Phase 2 entailed a complete build-out of the fourth floor shell area, plus demolition and asbestos abatement on the newly vacated third floor. Elevators and stairwells were extended to the fourth floor. Elevators were shut down and disconnected from cables. The existing slab was demolished, a new machine room slab was created and the elevators were hooked up to new machinery in a time-consuming, tricky process, Skidmore says.
Phase 2 neared completion in mid-February, and second-floor patients soon will be relocated for build-out of the third floor. Work will continue, floor by floor, vacating each floor below as the previous phase ends to provide a layer of sound protection.
"The entire schedule and how we phased it posed challenges from start to finish," Skidmore says. The construction team hasn't been able to use nights and weekends to make up lost time that occurs during the day, so coordination—and flexibility—is key.
GE Johnson and its subcontractors "are sensitive to the wonder that's occurring [inside Craig], working around schedules, coming up with acoustic barriers that have never been used before, phasing the project to allow for an empty floor between any work and the traumatic brain-injury patients. "There has been an absolute coordination and communication with the staff about anything that might create noise or an outage," Thorne says.

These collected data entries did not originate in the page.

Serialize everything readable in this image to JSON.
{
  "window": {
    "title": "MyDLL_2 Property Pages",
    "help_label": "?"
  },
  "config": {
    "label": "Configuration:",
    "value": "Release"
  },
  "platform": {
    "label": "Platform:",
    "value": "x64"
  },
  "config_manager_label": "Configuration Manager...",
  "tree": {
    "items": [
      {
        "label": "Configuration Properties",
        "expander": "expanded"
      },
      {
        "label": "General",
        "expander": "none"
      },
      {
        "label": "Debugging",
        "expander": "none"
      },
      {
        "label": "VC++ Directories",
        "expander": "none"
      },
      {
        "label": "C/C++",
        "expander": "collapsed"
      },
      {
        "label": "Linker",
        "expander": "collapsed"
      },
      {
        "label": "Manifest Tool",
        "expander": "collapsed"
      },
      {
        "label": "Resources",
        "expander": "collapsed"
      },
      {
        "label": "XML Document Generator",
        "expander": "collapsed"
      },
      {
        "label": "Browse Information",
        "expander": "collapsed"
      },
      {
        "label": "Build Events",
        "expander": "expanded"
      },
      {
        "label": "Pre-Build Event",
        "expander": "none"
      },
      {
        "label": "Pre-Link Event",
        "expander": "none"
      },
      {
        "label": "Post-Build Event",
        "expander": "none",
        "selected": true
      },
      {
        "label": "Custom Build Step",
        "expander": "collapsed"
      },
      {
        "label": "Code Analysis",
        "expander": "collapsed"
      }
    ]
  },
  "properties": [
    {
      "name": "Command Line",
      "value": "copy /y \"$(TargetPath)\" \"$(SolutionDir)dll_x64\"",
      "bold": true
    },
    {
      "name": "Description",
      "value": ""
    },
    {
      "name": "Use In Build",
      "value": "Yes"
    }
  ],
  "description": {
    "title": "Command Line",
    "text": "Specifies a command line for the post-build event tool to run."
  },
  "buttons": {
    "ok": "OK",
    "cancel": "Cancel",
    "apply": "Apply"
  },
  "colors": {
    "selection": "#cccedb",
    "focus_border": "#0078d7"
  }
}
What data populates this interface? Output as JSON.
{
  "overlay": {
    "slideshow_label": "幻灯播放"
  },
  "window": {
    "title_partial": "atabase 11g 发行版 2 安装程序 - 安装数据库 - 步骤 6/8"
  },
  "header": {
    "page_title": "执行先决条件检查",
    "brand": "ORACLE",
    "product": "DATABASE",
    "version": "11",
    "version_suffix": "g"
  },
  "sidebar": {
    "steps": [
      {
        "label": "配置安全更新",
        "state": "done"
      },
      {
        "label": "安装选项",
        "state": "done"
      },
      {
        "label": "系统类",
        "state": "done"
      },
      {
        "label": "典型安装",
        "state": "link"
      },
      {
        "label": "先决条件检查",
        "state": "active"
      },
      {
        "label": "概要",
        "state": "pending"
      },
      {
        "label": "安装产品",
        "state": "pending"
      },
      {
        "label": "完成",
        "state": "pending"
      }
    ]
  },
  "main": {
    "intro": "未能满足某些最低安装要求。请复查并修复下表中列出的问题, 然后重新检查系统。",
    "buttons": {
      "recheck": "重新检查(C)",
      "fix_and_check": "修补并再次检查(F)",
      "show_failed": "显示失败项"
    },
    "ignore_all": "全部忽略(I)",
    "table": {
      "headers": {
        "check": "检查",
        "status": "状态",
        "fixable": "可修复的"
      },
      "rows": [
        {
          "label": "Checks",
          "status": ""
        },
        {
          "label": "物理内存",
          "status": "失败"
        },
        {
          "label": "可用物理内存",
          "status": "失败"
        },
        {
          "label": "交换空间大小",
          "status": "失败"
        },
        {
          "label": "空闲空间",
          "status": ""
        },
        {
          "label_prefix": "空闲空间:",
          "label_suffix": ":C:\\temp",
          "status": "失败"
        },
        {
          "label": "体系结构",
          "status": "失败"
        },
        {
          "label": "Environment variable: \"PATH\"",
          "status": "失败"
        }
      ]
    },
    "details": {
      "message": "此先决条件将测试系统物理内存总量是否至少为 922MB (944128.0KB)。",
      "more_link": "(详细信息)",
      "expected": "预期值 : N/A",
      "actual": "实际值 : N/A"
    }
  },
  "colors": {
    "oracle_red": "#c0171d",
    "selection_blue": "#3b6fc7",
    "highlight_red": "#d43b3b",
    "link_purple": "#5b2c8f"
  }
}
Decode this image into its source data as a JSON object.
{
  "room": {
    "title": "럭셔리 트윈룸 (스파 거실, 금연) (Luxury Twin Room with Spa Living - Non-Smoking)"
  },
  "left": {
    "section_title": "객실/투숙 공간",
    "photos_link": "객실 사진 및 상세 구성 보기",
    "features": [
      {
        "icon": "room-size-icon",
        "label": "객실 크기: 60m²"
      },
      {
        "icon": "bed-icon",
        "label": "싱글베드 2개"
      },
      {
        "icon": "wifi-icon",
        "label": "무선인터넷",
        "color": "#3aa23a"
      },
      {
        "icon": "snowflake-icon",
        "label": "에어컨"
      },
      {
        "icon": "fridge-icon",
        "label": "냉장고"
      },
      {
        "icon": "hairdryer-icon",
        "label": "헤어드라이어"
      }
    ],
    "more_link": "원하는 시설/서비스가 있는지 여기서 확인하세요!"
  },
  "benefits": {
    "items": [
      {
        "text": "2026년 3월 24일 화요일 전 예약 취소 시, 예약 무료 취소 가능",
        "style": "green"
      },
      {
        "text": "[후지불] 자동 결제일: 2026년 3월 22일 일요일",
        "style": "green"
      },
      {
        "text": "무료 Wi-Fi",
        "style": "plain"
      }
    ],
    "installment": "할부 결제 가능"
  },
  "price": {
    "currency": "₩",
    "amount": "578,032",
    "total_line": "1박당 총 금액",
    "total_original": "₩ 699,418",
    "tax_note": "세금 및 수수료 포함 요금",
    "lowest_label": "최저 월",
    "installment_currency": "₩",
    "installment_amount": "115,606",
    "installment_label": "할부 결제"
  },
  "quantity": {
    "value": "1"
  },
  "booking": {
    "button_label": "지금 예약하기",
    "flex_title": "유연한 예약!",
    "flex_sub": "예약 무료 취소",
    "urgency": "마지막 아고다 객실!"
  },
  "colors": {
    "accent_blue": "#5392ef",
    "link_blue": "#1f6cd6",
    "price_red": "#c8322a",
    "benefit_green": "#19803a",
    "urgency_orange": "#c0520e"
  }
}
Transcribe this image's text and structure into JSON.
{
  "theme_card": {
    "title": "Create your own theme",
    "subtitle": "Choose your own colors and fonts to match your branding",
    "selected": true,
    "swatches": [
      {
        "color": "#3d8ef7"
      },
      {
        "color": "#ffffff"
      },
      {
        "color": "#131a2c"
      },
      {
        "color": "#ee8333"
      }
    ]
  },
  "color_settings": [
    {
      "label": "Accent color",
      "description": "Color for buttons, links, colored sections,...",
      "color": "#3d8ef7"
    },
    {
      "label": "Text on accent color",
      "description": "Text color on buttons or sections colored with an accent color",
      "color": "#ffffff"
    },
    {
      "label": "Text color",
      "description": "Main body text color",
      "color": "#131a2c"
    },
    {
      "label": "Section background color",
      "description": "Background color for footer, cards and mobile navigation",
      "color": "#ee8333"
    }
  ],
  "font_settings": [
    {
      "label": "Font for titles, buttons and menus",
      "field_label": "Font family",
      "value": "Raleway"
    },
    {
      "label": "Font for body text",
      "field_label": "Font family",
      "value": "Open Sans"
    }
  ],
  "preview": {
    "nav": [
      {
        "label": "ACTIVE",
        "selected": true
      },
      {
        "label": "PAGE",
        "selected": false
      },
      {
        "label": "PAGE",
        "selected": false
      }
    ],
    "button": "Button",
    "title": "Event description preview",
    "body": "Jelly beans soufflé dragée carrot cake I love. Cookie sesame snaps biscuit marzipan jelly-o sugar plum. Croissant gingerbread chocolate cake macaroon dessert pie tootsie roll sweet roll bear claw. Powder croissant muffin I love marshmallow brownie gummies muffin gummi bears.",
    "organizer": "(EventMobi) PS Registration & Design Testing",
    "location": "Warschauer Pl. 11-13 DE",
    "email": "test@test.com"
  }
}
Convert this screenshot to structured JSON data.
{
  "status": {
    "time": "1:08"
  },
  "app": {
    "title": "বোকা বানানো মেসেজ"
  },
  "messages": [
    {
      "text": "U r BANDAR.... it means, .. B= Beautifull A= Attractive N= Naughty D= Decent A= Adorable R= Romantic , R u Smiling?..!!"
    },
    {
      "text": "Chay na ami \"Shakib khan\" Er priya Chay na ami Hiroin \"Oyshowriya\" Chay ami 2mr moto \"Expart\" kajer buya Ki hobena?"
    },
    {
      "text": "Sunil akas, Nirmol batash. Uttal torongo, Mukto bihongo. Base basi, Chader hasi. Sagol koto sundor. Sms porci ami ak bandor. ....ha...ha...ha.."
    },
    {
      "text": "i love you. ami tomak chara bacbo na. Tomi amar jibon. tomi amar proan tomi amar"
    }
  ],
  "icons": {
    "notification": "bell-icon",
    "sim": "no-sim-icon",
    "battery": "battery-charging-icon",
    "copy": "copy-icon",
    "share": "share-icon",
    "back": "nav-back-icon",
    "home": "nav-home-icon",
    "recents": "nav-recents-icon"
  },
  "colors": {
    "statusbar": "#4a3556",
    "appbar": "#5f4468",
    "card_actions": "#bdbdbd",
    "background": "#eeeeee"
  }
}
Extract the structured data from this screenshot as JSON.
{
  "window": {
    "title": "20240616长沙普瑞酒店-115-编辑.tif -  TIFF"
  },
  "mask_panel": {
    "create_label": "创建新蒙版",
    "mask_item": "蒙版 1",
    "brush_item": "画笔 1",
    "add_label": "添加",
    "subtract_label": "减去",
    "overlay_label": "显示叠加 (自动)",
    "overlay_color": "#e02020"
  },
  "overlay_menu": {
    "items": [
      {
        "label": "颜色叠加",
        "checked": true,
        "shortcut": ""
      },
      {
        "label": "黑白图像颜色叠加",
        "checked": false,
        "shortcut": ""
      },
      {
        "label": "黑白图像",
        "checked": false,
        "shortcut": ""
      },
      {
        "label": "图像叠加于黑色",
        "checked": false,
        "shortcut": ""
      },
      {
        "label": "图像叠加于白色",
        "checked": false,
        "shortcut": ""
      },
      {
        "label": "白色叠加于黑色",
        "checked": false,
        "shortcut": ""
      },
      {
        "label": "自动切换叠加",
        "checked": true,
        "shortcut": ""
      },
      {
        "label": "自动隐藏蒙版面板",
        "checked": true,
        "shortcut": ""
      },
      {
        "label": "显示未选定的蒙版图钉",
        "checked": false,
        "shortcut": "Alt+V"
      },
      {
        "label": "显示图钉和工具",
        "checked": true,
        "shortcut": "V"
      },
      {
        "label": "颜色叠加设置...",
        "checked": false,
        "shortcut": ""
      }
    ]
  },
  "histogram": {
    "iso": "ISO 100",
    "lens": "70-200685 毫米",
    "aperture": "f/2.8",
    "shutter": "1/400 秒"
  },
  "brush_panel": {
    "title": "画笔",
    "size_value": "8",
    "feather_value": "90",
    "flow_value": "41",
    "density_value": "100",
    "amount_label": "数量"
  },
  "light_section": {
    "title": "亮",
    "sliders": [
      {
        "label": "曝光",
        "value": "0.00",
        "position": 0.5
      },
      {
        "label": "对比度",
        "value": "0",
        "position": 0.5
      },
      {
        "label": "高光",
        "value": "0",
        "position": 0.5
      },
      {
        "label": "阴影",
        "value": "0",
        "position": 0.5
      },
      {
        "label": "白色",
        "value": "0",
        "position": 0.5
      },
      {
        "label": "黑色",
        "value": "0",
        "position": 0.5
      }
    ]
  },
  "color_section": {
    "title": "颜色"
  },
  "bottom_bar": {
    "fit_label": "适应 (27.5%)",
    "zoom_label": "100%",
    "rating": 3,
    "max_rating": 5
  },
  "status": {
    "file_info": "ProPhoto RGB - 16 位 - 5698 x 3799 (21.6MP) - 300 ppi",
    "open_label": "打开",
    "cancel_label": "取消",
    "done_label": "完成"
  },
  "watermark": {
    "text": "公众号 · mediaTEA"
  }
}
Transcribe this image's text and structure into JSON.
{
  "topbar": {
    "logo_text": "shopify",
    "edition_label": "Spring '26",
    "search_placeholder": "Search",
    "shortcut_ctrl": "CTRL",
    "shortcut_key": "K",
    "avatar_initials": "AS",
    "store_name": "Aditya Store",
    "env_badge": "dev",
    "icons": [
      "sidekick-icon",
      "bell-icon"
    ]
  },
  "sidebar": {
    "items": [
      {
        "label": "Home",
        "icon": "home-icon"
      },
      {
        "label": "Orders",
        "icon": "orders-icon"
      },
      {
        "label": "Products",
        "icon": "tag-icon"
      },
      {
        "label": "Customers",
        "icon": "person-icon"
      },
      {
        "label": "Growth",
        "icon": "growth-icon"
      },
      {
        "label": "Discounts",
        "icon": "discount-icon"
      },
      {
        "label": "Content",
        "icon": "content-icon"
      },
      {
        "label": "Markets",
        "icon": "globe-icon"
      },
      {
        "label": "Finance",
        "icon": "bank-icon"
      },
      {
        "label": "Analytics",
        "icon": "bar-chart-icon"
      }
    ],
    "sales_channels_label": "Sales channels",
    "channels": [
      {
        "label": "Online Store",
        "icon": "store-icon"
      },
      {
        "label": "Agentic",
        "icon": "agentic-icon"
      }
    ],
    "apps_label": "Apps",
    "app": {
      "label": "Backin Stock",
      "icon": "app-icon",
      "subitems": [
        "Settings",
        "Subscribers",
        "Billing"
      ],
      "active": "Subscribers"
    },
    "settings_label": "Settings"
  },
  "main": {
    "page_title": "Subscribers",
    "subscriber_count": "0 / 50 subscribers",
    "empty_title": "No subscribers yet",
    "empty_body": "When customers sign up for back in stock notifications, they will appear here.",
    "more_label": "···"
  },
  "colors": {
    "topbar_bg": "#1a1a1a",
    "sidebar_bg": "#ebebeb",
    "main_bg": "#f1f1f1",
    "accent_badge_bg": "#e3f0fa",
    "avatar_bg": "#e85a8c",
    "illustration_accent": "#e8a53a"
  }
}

Phases 3 through 5 will start in the first half of 2015, with final completion in August 2016. "The renovated portions will be like a new building when the project is done, with just a few mechanical rooms, basement space, offices and engineering left untouched. Everything else was gutted and replaced," Skidmore says.
Early in the project, Craig and the project team championed a key project milestone: working with the city of Englewood to permanently close the 3400 block of Clarkson Street to through traffic. Clarkson had always split Craig West from Craig East, and patients and their families had to cross it to get from one part of the hospital to the other. Now it's being incorporated into the hospital campus, redesigned with sidewalks and landscaping and shady spots for families to sit outside and enjoy the sunshine.
"This [entire project] is an example of collaboration worthy of emulation," Means says. "For people to leave Craig feeling good about the process and glad they came here for these services—when the building was under construction during their entire stay—that was our goal. We were able to maintain a high level of rehab services throughout the project. No patient has gone without any service offered—we found a way to provide it."